Shared task

Discourse Unit Segmentation across Formalisms

The DISRPT 2019 workshop introduces the first iteration of a cross-formalism shared task on discourse unit segmentation. Since all major discourse parsing frameworks imply a segmentation of texts into segments, learning segmentations for and from diverse resources is a promising area for converging methods and insights. We provide training, development and test datasets from all available languages and treebanks in the RST, SDRT and PDTB formalisms, using a uniform format. Because different corpora, languages and frameworks use different guidelines for segmentation, the shared task is meant to promote design of flexible methods for dealing with various guidelines, and help to push forward the discussion of standards for discourse units. For datasets which have treebanks, we will evaluate in two different scenarios: with and without gold syntax, or otherwise using provided automatic parses for comparison.
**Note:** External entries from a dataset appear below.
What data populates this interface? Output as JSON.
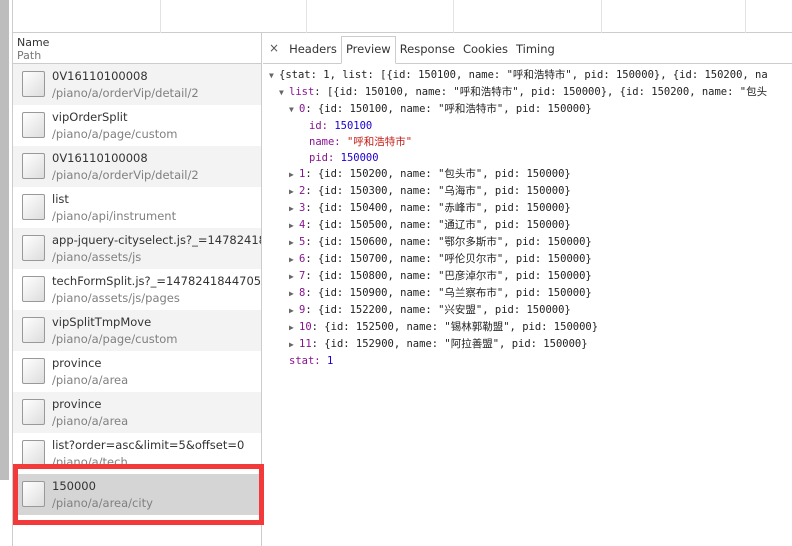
{
  "request_list": {
    "header": {
      "name": "Name",
      "path": "Path"
    },
    "rows": [
      {
        "name": "0V16110100008",
        "path": "/piano/a/orderVip/detail/2"
      },
      {
        "name": "vipOrderSplit",
        "path": "/piano/a/page/custom"
      },
      {
        "name": "0V16110100008",
        "path": "/piano/a/orderVip/detail/2"
      },
      {
        "name": "list",
        "path": "/piano/api/instrument"
      },
      {
        "name": "app-jquery-cityselect.js?_=147824184...",
        "path": "/piano/assets/js"
      },
      {
        "name": "techFormSplit.js?_=1478241844705",
        "path": "/piano/assets/js/pages"
      },
      {
        "name": "vipSplitTmpMove",
        "path": "/piano/a/page/custom"
      },
      {
        "name": "province",
        "path": "/piano/a/area"
      },
      {
        "name": "province",
        "path": "/piano/a/area"
      },
      {
        "name": "list?order=asc&limit=5&offset=0",
        "path": "/piano/a/tech"
      },
      {
        "name": "150000",
        "path": "/piano/a/area/city",
        "selected": true
      }
    ]
  },
  "detail": {
    "close": "×",
    "tabs": [
      "Headers",
      "Preview",
      "Response",
      "Cookies",
      "Timing"
    ],
    "active_tab": "Preview",
    "preview": {
      "root": "{stat: 1, list: [{id: 150100, name: \"呼和浩特市\", pid: 150000}, {id: 150200, na",
      "list_summary": ": [{id: 150100, name: \"呼和浩特市\", pid: 150000}, {id: 150200, name: \"包头",
      "list_key": "list",
      "item0": {
        "index": "0",
        "summary": ": {id: 150100, name: \"呼和浩特市\", pid: 150000}",
        "id": "150100",
        "name": "\"呼和浩特市\"",
        "pid": "150000"
      },
      "items": [
        {
          "index": "1",
          "text": ": {id: 150200, name: \"包头市\", pid: 150000}"
        },
        {
          "index": "2",
          "text": ": {id: 150300, name: \"乌海市\", pid: 150000}"
        },
        {
          "index": "3",
          "text": ": {id: 150400, name: \"赤峰市\", pid: 150000}"
        },
        {
          "index": "4",
          "text": ": {id: 150500, name: \"通辽市\", pid: 150000}"
        },
        {
          "index": "5",
          "text": ": {id: 150600, name: \"鄂尔多斯市\", pid: 150000}"
        },
        {
          "index": "6",
          "text": ": {id: 150700, name: \"呼伦贝尔市\", pid: 150000}"
        },
        {
          "index": "7",
          "text": ": {id: 150800, name: \"巴彦淖尔市\", pid: 150000}"
        },
        {
          "index": "8",
          "text": ": {id: 150900, name: \"乌兰察布市\", pid: 150000}"
        },
        {
          "index": "9",
          "text": ": {id: 152200, name: \"兴安盟\", pid: 150000}"
        },
        {
          "index": "10",
          "text": ": {id: 152500, name: \"锡林郭勒盟\", pid: 150000}"
        },
        {
          "index": "11",
          "text": ": {id: 152900, name: \"阿拉善盟\", pid: 150000}"
        }
      ],
      "stat_key": "stat",
      "stat_value": "1",
      "keys": {
        "id": "id",
        "name": "name",
        "pid": "pid"
      }
    }
  },
  "colors": {
    "highlight": "#f23a3a",
    "selected_row": "#d5d5d5",
    "key": "#881391",
    "number": "#1c00cf",
    "string": "#c41a16"
  }
}
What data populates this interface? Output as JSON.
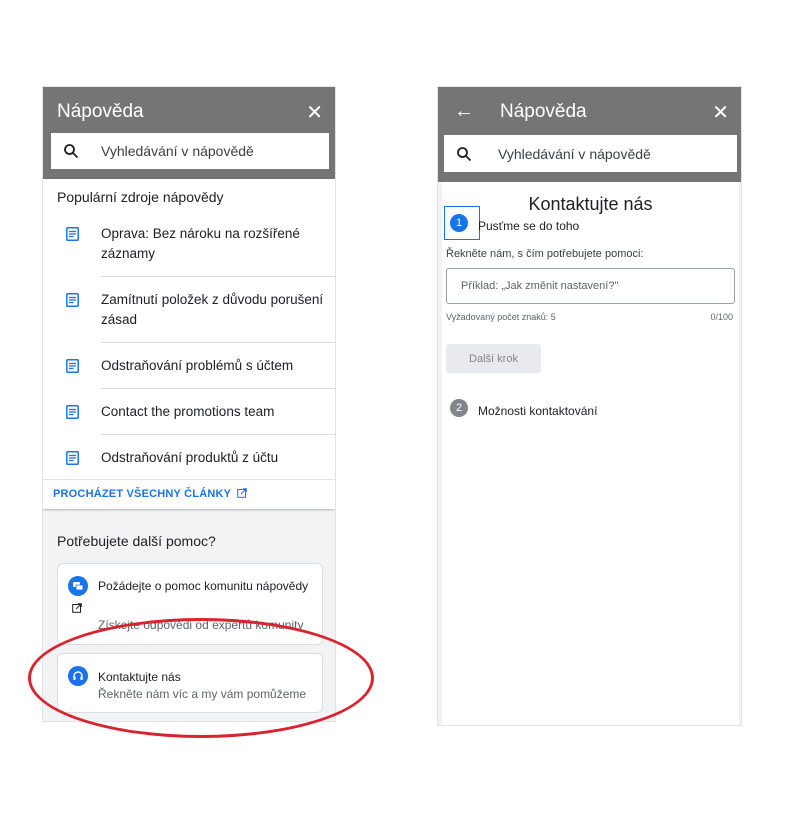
{
  "left": {
    "header": {
      "title": "Nápověda",
      "close_icon": "close-icon"
    },
    "search": {
      "placeholder": "Vyhledávání v nápovědě"
    },
    "popular": {
      "title": "Populární zdroje nápovědy",
      "articles": [
        {
          "label": "Oprava: Bez nároku na rozšířené záznamy"
        },
        {
          "label": "Zamítnutí položek z důvodu porušení zásad"
        },
        {
          "label": "Odstraňování problémů s účtem"
        },
        {
          "label": "Contact the promotions team"
        },
        {
          "label": "Odstraňování produktů z účtu"
        }
      ],
      "browse_all": "PROCHÁZET VŠECHNY ČLÁNKY"
    },
    "more_help": {
      "title": "Potřebujete další pomoc?",
      "community": {
        "title": "Požádejte o pomoc komunitu nápovědy",
        "subtitle": "Získejte odpovědi od expertů komunity"
      },
      "contact": {
        "title": "Kontaktujte nás",
        "subtitle": "Řekněte nám víc a my vám pomůžeme"
      }
    }
  },
  "right": {
    "header": {
      "title": "Nápověda"
    },
    "search": {
      "placeholder": "Vyhledávání v nápovědě"
    },
    "form": {
      "title": "Kontaktujte nás",
      "step1": {
        "number": "1",
        "label": "Pusťme se do toho"
      },
      "question": "Řekněte nám, s čím potřebujete pomoci:",
      "textarea_placeholder": "Příklad: „Jak změnit nastavení?\"",
      "required_chars": "Vyžadovaný počet znaků: 5",
      "char_count": "0/100",
      "next_button": "Další krok",
      "step2": {
        "number": "2",
        "label": "Možnosti kontaktování"
      }
    }
  },
  "colors": {
    "header_bg": "#757575",
    "accent_blue": "#1a73e8",
    "annotation_red": "#d9232e"
  }
}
Shared Task Data and Formats

Data for the shared task is released via GitHub together with format documentation and tools:

Important dates

  • Fri, December 28, 2018 - shared task sample data release
  • Mon, January 21, 2019 - training data release
  • Fri, February 15, 2019 - test data release
  • Thu, February 28, 2019 - papers due (shared task & regular workshop papers)
  • Wed, March 27, 2019 - notification of acceptance
  • Fri, April 5, 2019 - camera-ready papers due
  • June 6, 2019 - workshop